Qantas A220 300 Cabin
QantasLink A220-300 economy cabin

With a 30″ seat pitch and 18″ seat width (more extensive than the 717), the 127 new seats feature charcoal and seagrass-coloured woven fabric covers with leather piping, a leather 6-way adjustable headrest and extra seat cushioning that is noticeably comfier.

Sitting in an exit row seat (12A) on this preview flight, the highlight for me in economy (aside from the extra legroom) was the dual seat back, super-fast charge 60-watt USB C and USB A chargers, and the nifty pull-down non-slip rubber tray to place your phone or iPad.

Qantas Seat Backs A220
QantasLink A220-300 economy cabin

Watch your content on your device or choose to stream via the free inflight wi-fi without needing a stand or annoyingly having to hold it for the duration of your flight.

There are no seat back screens in QantasLink’s A220-300s, which I don’t feel is an issue in 2024. But some may disagree.

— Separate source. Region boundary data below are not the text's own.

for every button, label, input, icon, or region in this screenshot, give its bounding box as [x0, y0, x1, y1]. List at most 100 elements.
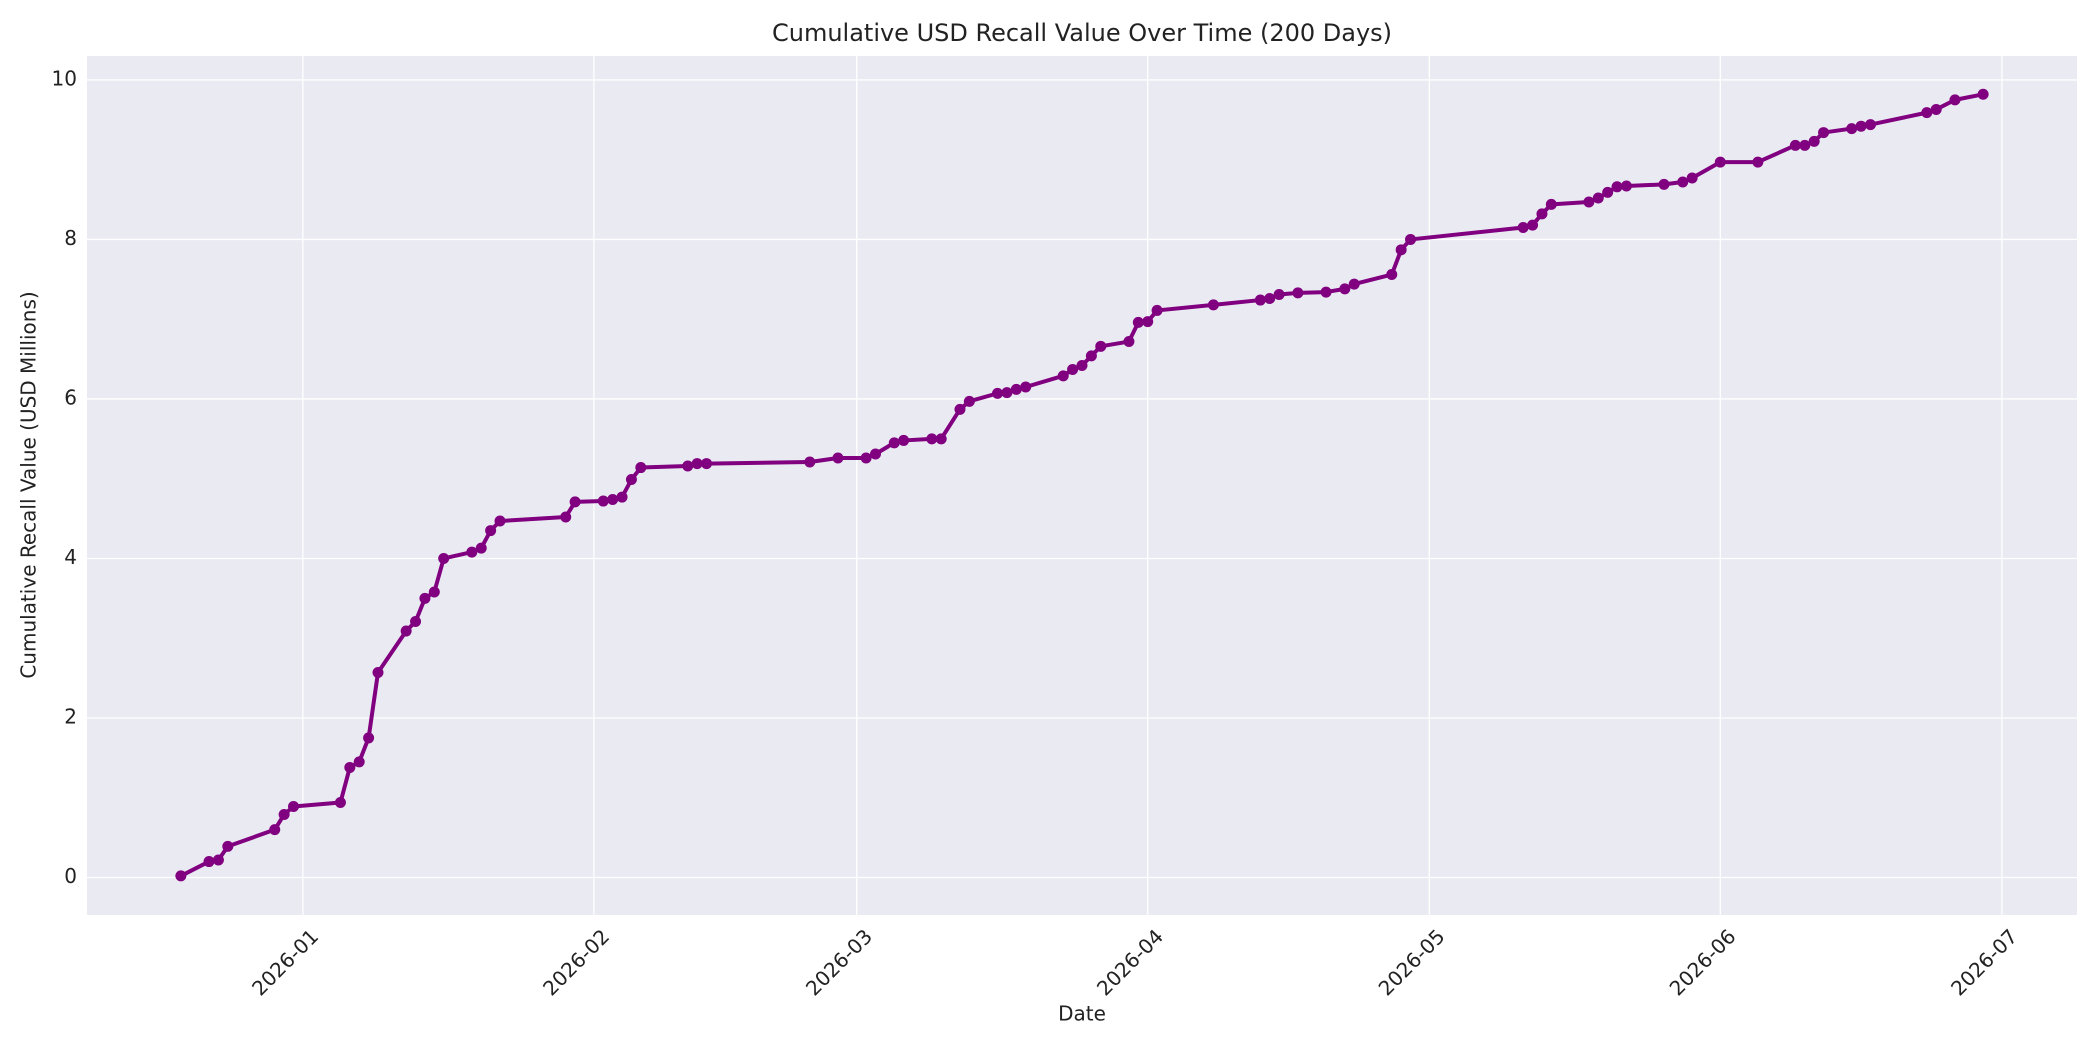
- marker: [466, 546, 478, 558]
- marker: [1320, 286, 1332, 298]
- marker: [832, 452, 844, 464]
- x-axis-label: Date: [1058, 1002, 1106, 1026]
- marker: [1658, 178, 1670, 190]
- marker: [1930, 103, 1942, 115]
- marker: [1254, 294, 1266, 306]
- marker: [344, 761, 356, 773]
- marker: [1142, 316, 1154, 328]
- marker: [1752, 156, 1764, 168]
- marker: [485, 525, 497, 537]
- x-tick-label: 2026-02: [538, 924, 614, 1000]
- marker: [222, 840, 234, 852]
- x-tick-label: 2026-03: [801, 924, 877, 1000]
- x-tick-label: 2026-07: [1946, 924, 2022, 1000]
- marker: [1151, 304, 1163, 316]
- y-axis-label: Cumulative Recall Value (USD Millions): [17, 291, 41, 678]
- x-tick-label: 2026-01: [247, 924, 323, 1000]
- marker: [1001, 387, 1013, 399]
- marker: [494, 515, 506, 527]
- marker: [1273, 288, 1285, 300]
- marker: [372, 667, 384, 679]
- marker: [269, 824, 281, 836]
- chart-title: Cumulative USD Recall Value Over Time (2…: [772, 19, 1392, 47]
- x-tick-label: 2026-05: [1374, 924, 1450, 1000]
- marker: [1977, 88, 1989, 100]
- marker: [1517, 221, 1529, 233]
- plot-area: [87, 56, 2077, 915]
- marker: [1864, 119, 1876, 131]
- marker: [1057, 370, 1069, 382]
- y-tick-label: 6: [64, 385, 77, 409]
- marker: [1620, 180, 1632, 192]
- marker: [212, 854, 224, 866]
- marker: [701, 458, 713, 470]
- marker: [869, 448, 881, 460]
- marker: [1808, 135, 1820, 147]
- marker: [1123, 336, 1135, 348]
- y-tick-label: 4: [64, 545, 77, 569]
- marker: [860, 452, 872, 464]
- marker: [1264, 292, 1276, 304]
- marker: [597, 495, 609, 507]
- marker: [1527, 219, 1539, 231]
- marker: [410, 615, 422, 627]
- marker: [898, 434, 910, 446]
- marker: [1405, 233, 1417, 245]
- marker: [1085, 350, 1097, 362]
- y-tick-label: 2: [64, 704, 77, 728]
- marker: [419, 592, 431, 604]
- marker: [616, 491, 628, 503]
- marker: [1020, 381, 1032, 393]
- marker: [560, 511, 572, 523]
- marker: [1386, 269, 1398, 281]
- marker: [1789, 139, 1801, 151]
- marker: [278, 809, 290, 821]
- y-tick-label: 8: [64, 226, 77, 250]
- marker: [963, 395, 975, 407]
- marker: [1545, 198, 1557, 210]
- marker: [1799, 139, 1811, 151]
- marker: [1339, 283, 1351, 295]
- marker: [691, 458, 703, 470]
- marker: [569, 496, 581, 508]
- marker: [1714, 156, 1726, 168]
- marker: [1602, 186, 1614, 198]
- marker: [1846, 123, 1858, 135]
- marker: [607, 493, 619, 505]
- marker: [1921, 107, 1933, 119]
- marker: [1395, 244, 1407, 256]
- marker: [935, 433, 947, 445]
- marker: [363, 732, 375, 744]
- marker: [1592, 192, 1604, 204]
- marker: [1583, 196, 1595, 208]
- marker: [1067, 363, 1079, 375]
- marker: [175, 870, 187, 882]
- y-tick-label: 0: [64, 864, 77, 888]
- marker: [926, 433, 938, 445]
- marker: [1348, 278, 1360, 290]
- marker: [438, 552, 450, 564]
- x-tick-label: 2026-06: [1665, 924, 1741, 1000]
- marker: [682, 460, 694, 472]
- marker: [1677, 176, 1689, 188]
- marker: [1686, 172, 1698, 184]
- marker: [288, 801, 300, 813]
- marker: [1855, 120, 1867, 132]
- marker: [1536, 208, 1548, 220]
- marker: [1095, 340, 1107, 352]
- marker: [625, 474, 637, 486]
- marker: [400, 625, 412, 637]
- marker: [1207, 299, 1219, 311]
- x-tick-label: 2026-04: [1092, 924, 1168, 1000]
- marker: [1611, 181, 1623, 193]
- marker: [1292, 287, 1304, 299]
- marker: [992, 387, 1004, 399]
- marker: [1076, 359, 1088, 371]
- marker: [888, 437, 900, 449]
- marker: [1818, 127, 1830, 139]
- marker: [1010, 383, 1022, 395]
- y-tick-label: 10: [52, 66, 77, 90]
- marker: [1132, 316, 1144, 328]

The A220-300 Business Seat

QantasLink A220 300 Business3
QantasLink A220-300 business class cabin

If you’re flying up the front in business class, you’ll kick back in one of ten deep burgundy Recaro leather seats styled by David Caon with a 37″ seat pitch, a 5″ recline, and a 6-way adjustable headrest, calf rest and footrest that is 1″ wider than its predecessor.

You’ll also be treated to a wireless charging pad, as well as dual super-fast charge 60-watt USB A & C charging ports, a bottle holder, an in-arm tray table with a built-in tablet holder and an extendable cocktail table. That’s quite the upgrade on the previous aircraft.

QantasLink A220 300 Business
QantasLink A220-300 business class cabin

Again, there are no seat back screens in Business Class. This is becoming standard in most new aircraft, particularly the A220-300s operating in Europe and North America.

Where will the QantasLink A220-300 fly to?

The A220-300s will initially fly between Melbourne, Hobart, Brisbane, Canberra, and vital regional cities like Coffs Harbour and Launceston.

In total, 29 Airbus A220-300s will be delivered by 2027, with Qantas estimating at least seven in operation by mid-2025.

The first A220 commercial flights will take off on 1 March 2024 from Melbourne-Canberra and Melbourne-Brisbane; this expands to Melbourne-Hobart from July 2024, Melbourne-Coffs Harbour from October 2024, and Melbourne-Launceston from November 2024 as more aircraft are delivered.

Could this include some Trans-Tasman ports down the track, too? Qantas says, “The A220 can fly between any two points in Australia and to several offshore destinations, creating new route options in future.” So, quite possibly.

The verdict?

QantasLink A220-300 on the tarmac at Ayers Rock Airport. Image: James D. Morgan @ Getty Images for Qantas

QantasLink’s new A220-300s undoubtedly set an elevated passenger comfort and efficiency benchmark. In flight, the A220-300 feels so much quieter and smoother, with a noticeably punchier take-off and landing that adds to a less cumbersome flying experience.

The fact that the aircraft can fly twice as far as the 717s opens up numerous opportunities for QantasLink to connect more of Australia, potentially non-stop, to destinations near and far while delivering significant commercial and environmental benefits to the airline for the next two decades.